The smouldering political row over the sale of Royal Mail dramatically erupted during a heated session of a Commons committee when the Labour chairman accused ministers and their aides of gullibility and of being conned into selling the organisation on the cheap.
Adrian Bailey surprised both ministers and members of his own committee when he suggested that the very banks that had advised ministers on the sale price had then made huge profits when the share prices rose on trading.
"It begs the question of what were the motives of the advice they gave you. Were they conning you?" he said.
He went on to suggest that the government official who oversaw the sale, Mark Russell, was "demonstrating a degree of gullibility incompatible with the role you had to play in this".
But he faced a challenge from a Tory member of his own committee, Nadim Zahawi, said that it was illegal for adviser banks to profit from the sale and that there were Chinese walls between different arms of such institutions.
Bailey replied he had a "degree of cynicism" about the Chinese walls, which were designed to keep different arms of financial institutions independent of each other.
Business secretary Vince Cable said later that while he was also slightly cynical about some of the things that happened in financial markets, Bailey's implication was of criminality.
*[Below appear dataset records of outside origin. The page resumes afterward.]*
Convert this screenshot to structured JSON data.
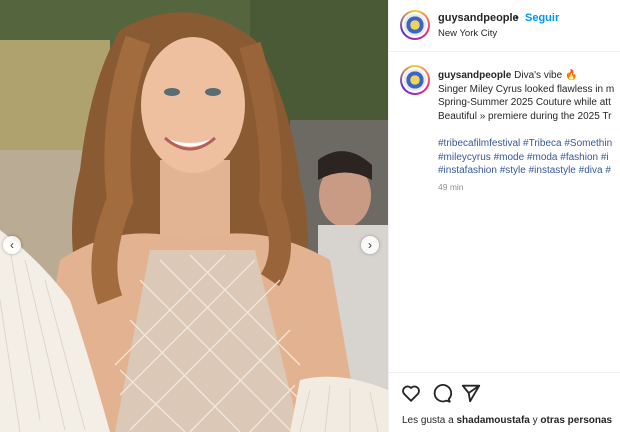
{
  "post": {
    "username": "guysandpeople",
    "separator": "•",
    "follow_label": "Seguir",
    "location": "New York City"
  },
  "caption": {
    "username": "guysandpeople",
    "title": "Diva's vibe",
    "lines": [
      "Singer Miley Cyrus looked flawless in m",
      "Spring-Summer 2025 Couture while att",
      "Beautiful » premiere during the 2025 Tr"
    ],
    "hashtag_lines": [
      "#tribecafilmfestival #Tribeca #Somethin",
      "#mileycyrus #mode #moda #fashion #i",
      "#instafashion #style #instastyle #diva #"
    ],
    "time": "49 min"
  },
  "actions": {
    "like_icon": "heart-icon",
    "comment_icon": "comment-icon",
    "share_icon": "send-icon"
  },
  "likes": {
    "prefix": "Les gusta a",
    "user": "shadamoustafa",
    "connector": "y",
    "others": "otras personas"
  },
  "nav": {
    "prev_glyph": "‹",
    "next_glyph": "›"
  },
  "colors": {
    "follow_blue": "#0095f6",
    "hashtag": "#385898"
  }
}
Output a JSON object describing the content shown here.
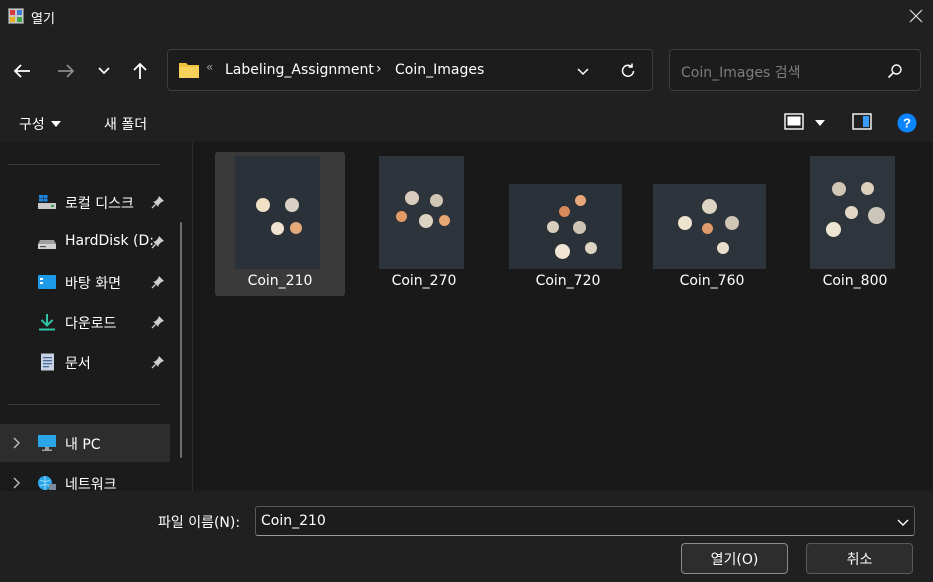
{
  "window": {
    "title": "열기"
  },
  "address": {
    "overflow": "«",
    "crumbs": [
      "Labeling_Assignment",
      "Coin_Images"
    ],
    "separator": "›"
  },
  "search": {
    "placeholder": "Coin_Images 검색"
  },
  "toolbar": {
    "organize_label": "구성",
    "new_folder_label": "새 폴더"
  },
  "sidebar": {
    "items": [
      {
        "label": "로컬 디스크",
        "icon": "local-disk-icon",
        "pinned": true
      },
      {
        "label": "HardDisk (D:)",
        "icon": "drive-icon",
        "pinned": true
      },
      {
        "label": "바탕 화면",
        "icon": "desktop-icon",
        "pinned": true
      },
      {
        "label": "다운로드",
        "icon": "download-icon",
        "pinned": true
      },
      {
        "label": "문서",
        "icon": "document-icon",
        "pinned": true
      }
    ],
    "tree": [
      {
        "label": "내 PC",
        "icon": "pc-icon",
        "selected": true
      },
      {
        "label": "네트워크",
        "icon": "network-icon",
        "selected": false
      }
    ]
  },
  "files": [
    {
      "name": "Coin_210",
      "selected": true
    },
    {
      "name": "Coin_270",
      "selected": false
    },
    {
      "name": "Coin_720",
      "selected": false
    },
    {
      "name": "Coin_760",
      "selected": false
    },
    {
      "name": "Coin_800",
      "selected": false
    }
  ],
  "bottom": {
    "filename_label": "파일 이름(N):",
    "filename_value": "Coin_210",
    "open_label": "열기(O)",
    "cancel_label": "취소"
  },
  "colors": {
    "accent": "#0a84ff",
    "folder": "#f0c33c",
    "background": "#202020"
  }
}
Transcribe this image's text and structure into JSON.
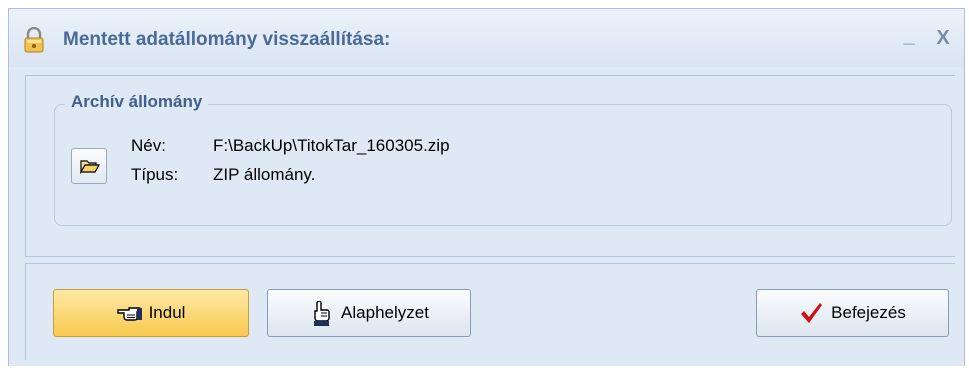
{
  "window": {
    "title": "Mentett adatállomány visszaállítása:",
    "minimize_label": "_",
    "close_label": "X",
    "title_icon": "lock-icon"
  },
  "archive": {
    "group_title": "Archív állomány",
    "name_label": "Név:",
    "name_value": "F:\\BackUp\\TitokTar_160305.zip",
    "type_label": "Típus:",
    "type_value": "ZIP állomány.",
    "open_icon": "folder-open-icon"
  },
  "buttons": {
    "start_label": "Indul",
    "start_icon": "pointing-hand-icon",
    "reset_label": "Alaphelyzet",
    "reset_icon": "thumbs-up-hand-icon",
    "finish_label": "Befejezés",
    "finish_icon": "checkmark-icon"
  },
  "colors": {
    "title_text": "#4a6b99",
    "primary_button": "#f8c94e",
    "checkmark": "#d10f0f"
  }
}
The unusual line of questioning clearly angered business and enterprise minister Michael Fallon who stepped in to insist that the sell-off had represented the best deal for the taxpayer and that Bailey was ignoring key factors affecting the share price, such as the threat of industrial action.
"A couple of weeks of strike action [which had been threatened by unions opposed to the sell-off] could have wiped out Royal Mail's profits for the whole year," he said.
The aim of the sale had been to ensure that long-term investors were attracted to ensure the stability of Royal Mail and that the six-day service was maintained.
The clash came after persistent claims by Labour that the government was so determined to sell Royal Mail and pocket the cash that it knowingly set the share price too low - at 330p. It has now risen to 566p.
Cable and Fallon argued that they acted on the best advice and that it was far too early to judge whether the sell-off had been priced correctly.
One institution had suggested that, within a year the price might have fallen to a tenth of its current level.
But none of this satisfied Labour members of the committee. Bailey demanded a full inquiry into the sale and the advice that ministers had been given.
Cable responded: "Absolutely not."
"When people have settled down, this will be seen to have been a professional, successful and well-managed operation," he said.